Folha de S. Paulo


Sônia Hypolito: Resgatando a verdade histórica

No dia 26 de dezembro de 2014, foi publicado neste espaço o artigo "As vítimas das vítimas", que se posiciona contra o relatório final da Comissão Nacional da Verdade (CNV) e contra a proposta de revisão da Lei da Anistia.

Poderia ser mais uma vociferação de um saudoso da ditadura militar, que busca pretextos para se livrar da responsabilidade pelos crimes praticados depois do golpe de 1964.

A novidade foi o signatário do artigo, Jaime Edmundo Dolce, acusar-me de ser coautora de homicídios durante uma ação da guerrilha em 1972. Uma acusação sem fundamento, sem indícios, sem provas, lançada num espaço de amplitude nacional, sem nada que a justifique.

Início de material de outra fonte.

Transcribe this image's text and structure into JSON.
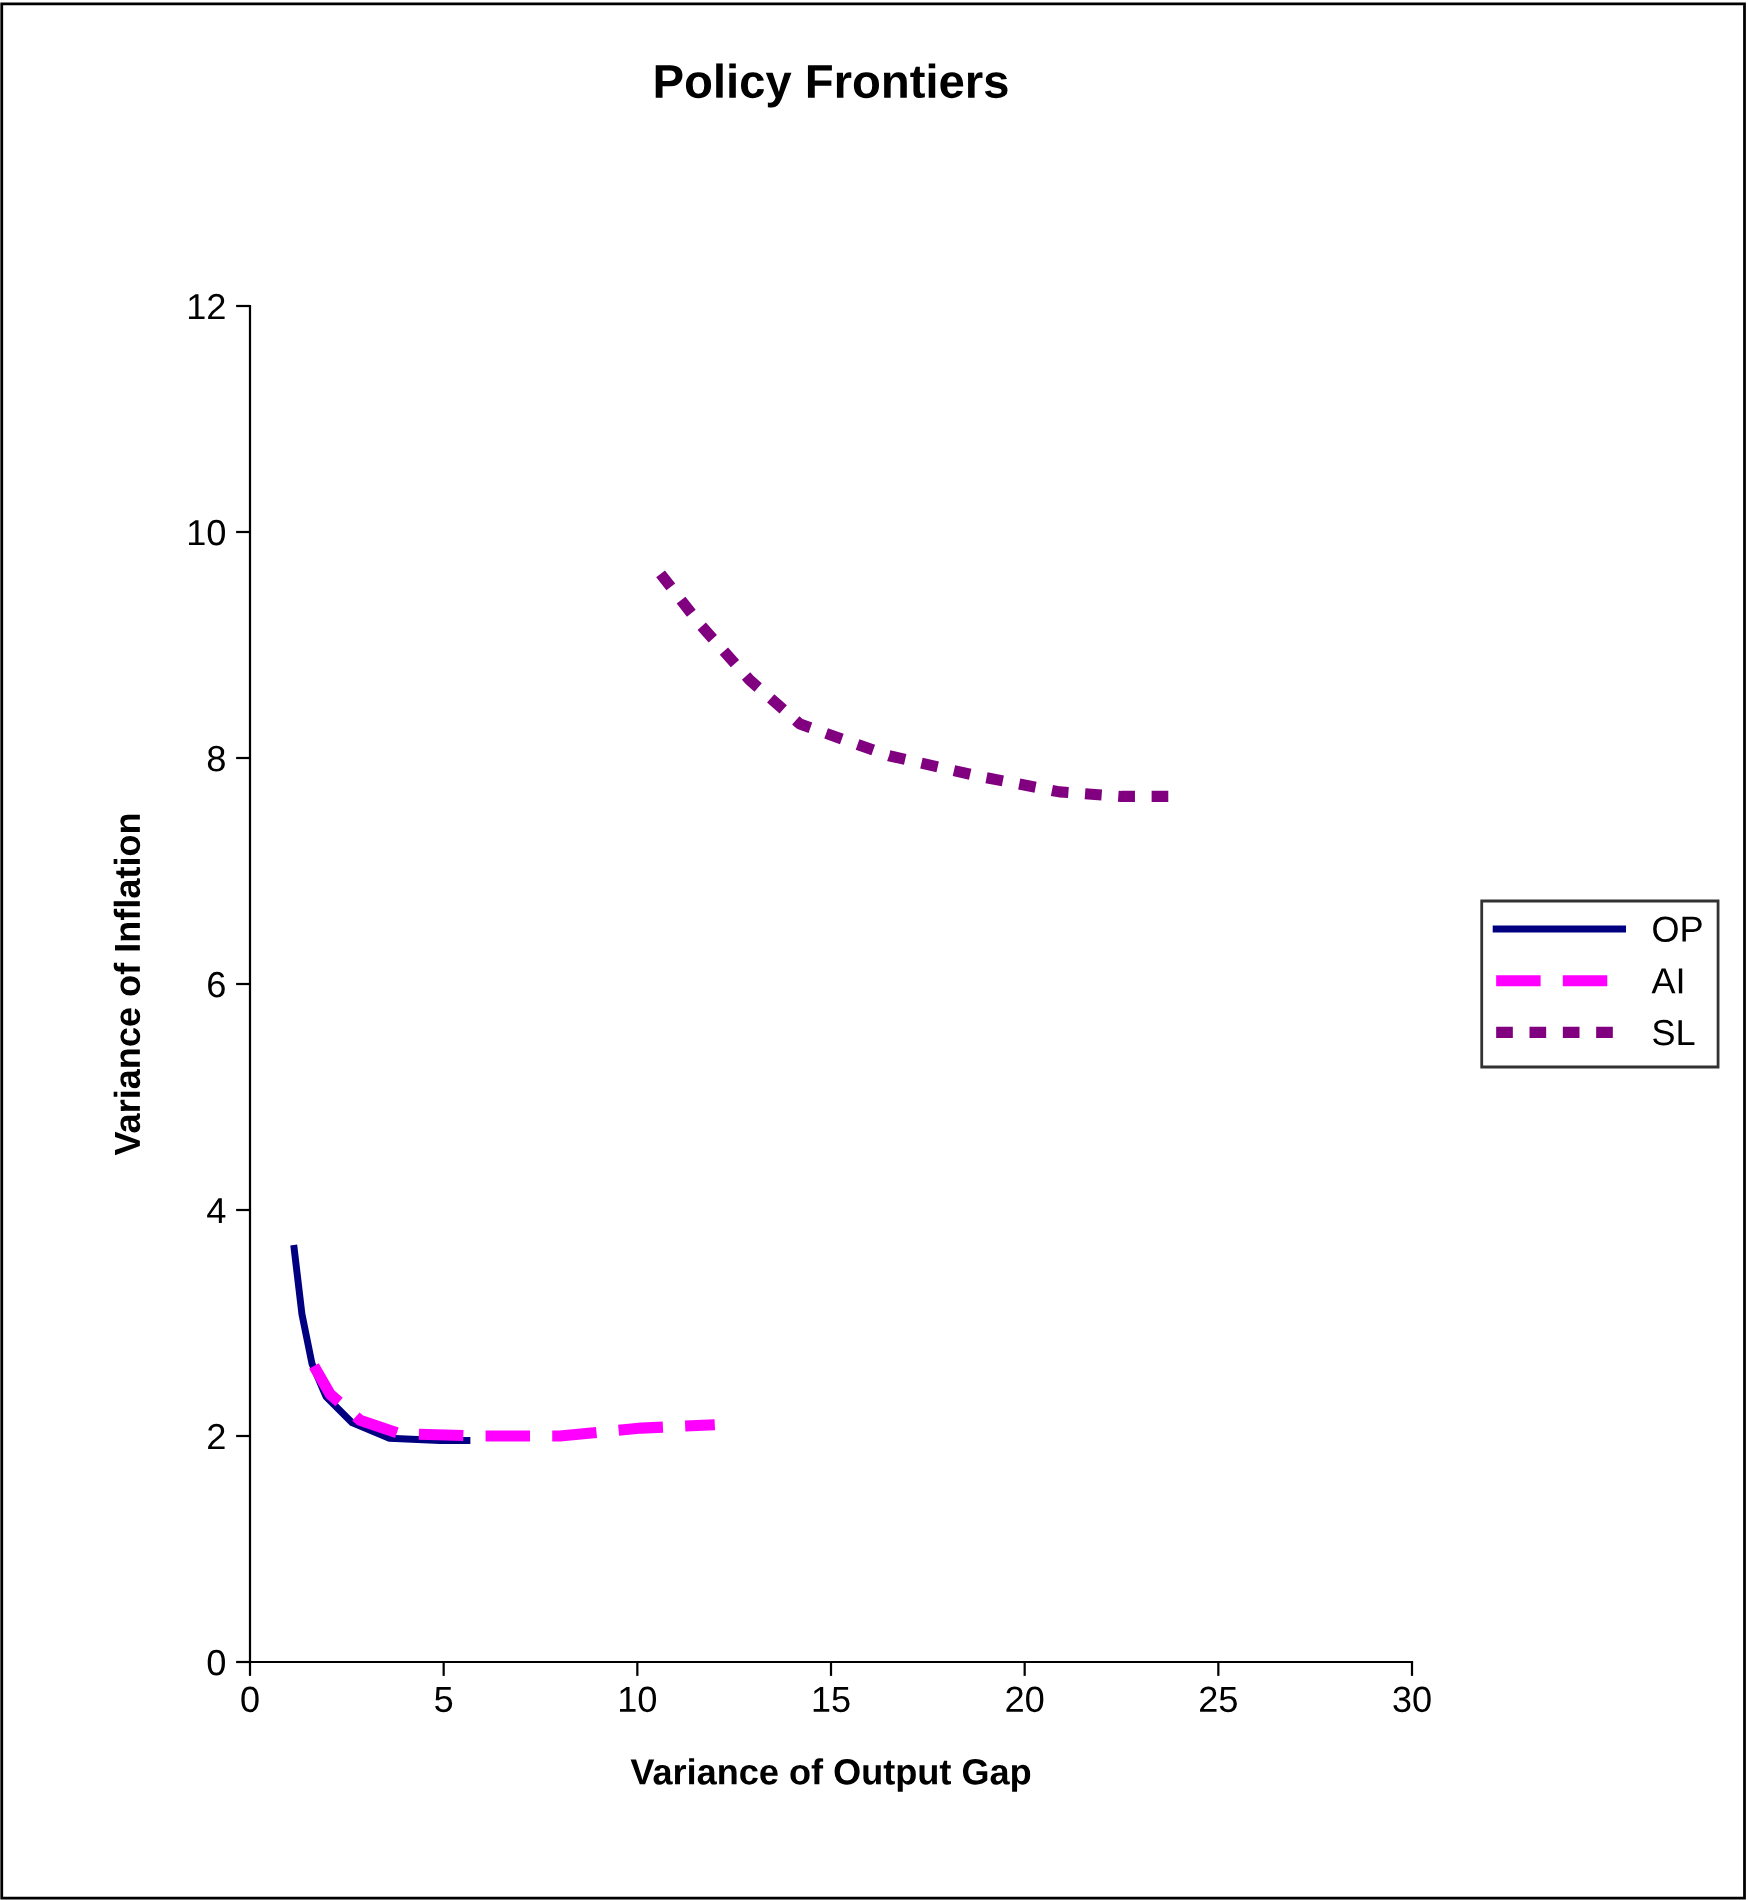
{
  "chart_data": {
    "type": "line",
    "title": "Policy Frontiers",
    "xlabel": "Variance of Output Gap",
    "ylabel": "Variance of Inflation",
    "xlim": [
      0,
      30
    ],
    "xticks": [
      0,
      5,
      10,
      15,
      20,
      25,
      30
    ],
    "ylim": [
      0,
      12
    ],
    "yticks": [
      0,
      2,
      4,
      6,
      8,
      10,
      12
    ],
    "grid": false,
    "legend": "right",
    "marker": "none",
    "series": [
      {
        "name": "OP",
        "color": "#000080",
        "line_style": "solid",
        "x": [
          1.14,
          1.34,
          1.6,
          1.96,
          2.63,
          3.6,
          4.9,
          5.6
        ],
        "values": [
          3.66,
          3.08,
          2.64,
          2.35,
          2.12,
          1.98,
          1.96,
          1.96
        ]
      },
      {
        "name": "AI",
        "color": "#ff00ff",
        "line_style": "dashed",
        "x": [
          1.65,
          2.07,
          2.84,
          3.87,
          5.9,
          8.0,
          10.1,
          12.0
        ],
        "values": [
          2.62,
          2.37,
          2.14,
          2.02,
          2.0,
          2.0,
          2.07,
          2.1
        ]
      },
      {
        "name": "SL",
        "color": "#800080",
        "line_style": "dotted",
        "x": [
          10.6,
          11.6,
          12.9,
          14.2,
          16.5,
          18.8,
          20.9,
          22.5,
          23.9
        ],
        "values": [
          9.63,
          9.19,
          8.69,
          8.3,
          8.02,
          7.84,
          7.7,
          7.66,
          7.66
        ]
      }
    ]
  }
}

É possível divisar, nessas ações de propaganda da extrema direita, a continuidade da perseguição política iniciada naqueles tempos obscuros. A impunidade dos autores das atrocidades da ditadura encoraja esse tipo de abuso, mesmo décadas depois do golpe e já restauradas as liberdades democráticas.

No meu tempo de estudante, militei na resistência à ditadura. Assisti à supressão dos direitos civis e políticos, às prisões ilegais, às demissões arbitrárias, ao exílio, à tortura, à extrema covardia das sevícias contra mulheres.

Espanta-me ter de conviver agora com a tentativa de assassinato da minha reputação pelo suposto crime de ter lutado pela democracia.

A liberdade de informação –eliminada pelos governos militares e reconquistada graças às lutas democráticas– inclui o respeito à esfera subjetiva e à honra das pessoas. Além disso, o artigo 138 do Código Penal define como calúnia atribuir publicamente a alguém a prática de um crime não cometido.

Quanto à Comissão Nacional da Verdade, a lei nº 12.528/11 fixou para ela o objetivo de examinar e esclarecer as graves violações de direitos humanos ocorridas de 1946 a 1988, com a finalidade de efetivar o direito à memória, à verdade histórica e promover a reconciliação nacional.

A CNV foi criada dentro do espírito da construção universal dos direitos humanos, que preceitua a instauração de uma Justiça de transição após regime de exceção para resgatar a verdade e responsabilizar os agentes do Estado que perpetraram crimes imprescritíveis contra a humanidade.

Nesse contexto, não se podem equiparar agentes do Estado que praticaram graves violações de direitos humanos com ativistas que se opuseram à ditadura. Tampouco cabe o termo "terrorista", largamente empregado pelos golpistas para rotular opositores.

O direito de sublevar-se contra a tirania é norma superior do direito consagrada desde a Revolução Francesa de 1789. Ademais, os opositores de esquerda foram processados, muitos condenados e outros absolvidos pelas instâncias judiciárias no regime de exceção, enquanto torturadores e assassinos da repressão nunca foram julgados.

Já sobre a revisão da Lei da Anistia, é necessário estabelecer um divisor de águas no sentido de diferenciar o ativista político, que legitimamente se insurgiu contra a ditadura, dos agentes do regime, que devem ser submetidos ao devido julgamento. No contexto da edição da lei, em 1979, não havia condições políticas para essa distinção.

Passado meio século desde o golpe militar, não se pode permitir que nossa memória seja roubada, que continuem a nos desrespeitar, nem podemos aceitar que neste momento alguém esteja sendo torturado dentro de uma prisão.

O resgate da verdade histórica e a defesa da dignidade humana constituem dever para todos os que compartilham os valores que sempre nos moveram: a liberdade e a democracia.